I won't waste time recapping more or less what Puck Daddy very succinctly captured in his recent column, so to sum up the essence of this bizarre situation thus far, head over to his site or the excellent Barry Melrose Rocks for the details.
Apparently, McKeon wouldn't let the issue die after Leonsis decided to dance. All of this contraction craziness, in a strange way, has led to quite a cornucopia of strong emotions from one side of the blogosphere to the other.
Having been on relatively both sides of the lame-duck-fan coin (relocation of the Mighty Whale, and being a slave to a Panthers club consistently targeted on the web for contraction or a move to Winnipeg), I am a bit biased on this subject. My heart was already ripped out once, and I won't bore anyone with the sordid particulars on Hartford losing it's hockey club in this piece.

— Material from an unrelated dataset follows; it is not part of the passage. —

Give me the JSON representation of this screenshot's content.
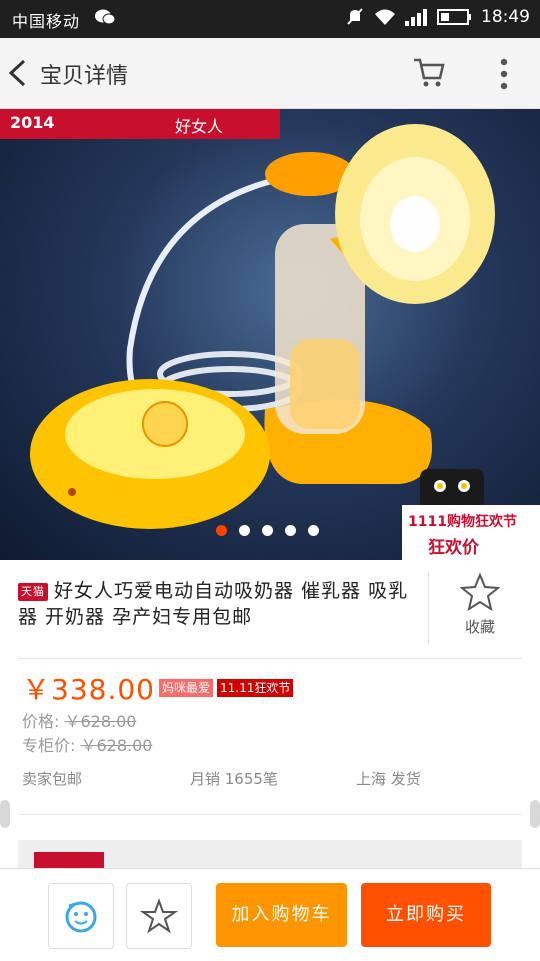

Needless to say, I want the Cats to stay right where they are for a very long time. It is not up to me to question Alan Cohen's ultimate plans for his toy, but what more can we as a fanbase do but hope the man is being true to us, and support his efforts here, whether through attending games when financially feasible, or buying the occassional bit of merchandise, or talking up the team on various BBS services, or any other positive action which benefits both the consumer and the seller.
I blog for two reasons: to pimp for - and when called for, against - the team, and because I enjoy the heck out it the relationships created by it. Would I continue doing this if the Cats packed up and shipped out to Hamilton or Kansas City? Or if they ceased to exist at all? I guess I would, only begin targeting other realms of the best game in the world. But I wouldn't be happy initially.
The Whale's exodus in 1997 was not the fault of the fans, or the players, or the local media. There was 93% capacity in their final season, and in fact led the Adams(!) Division at midseason (before the inevitable collapse). Paul Maurice was an assistant coach for the Eastern (Wales?) Conference at the All Star Game that very year. Things looked good, until the carpet was pulled out in March.
Long story short, of course I, and by extension, all NHL fans would feel the sting of contraction in one fashion or another. That's the emotional aspect that's to be expected. The financials are ean entirely different animal (hopefully, a panther).
In any case, watching this Leonsis/McKeon feud has been great fodder for all of us. How far can it go?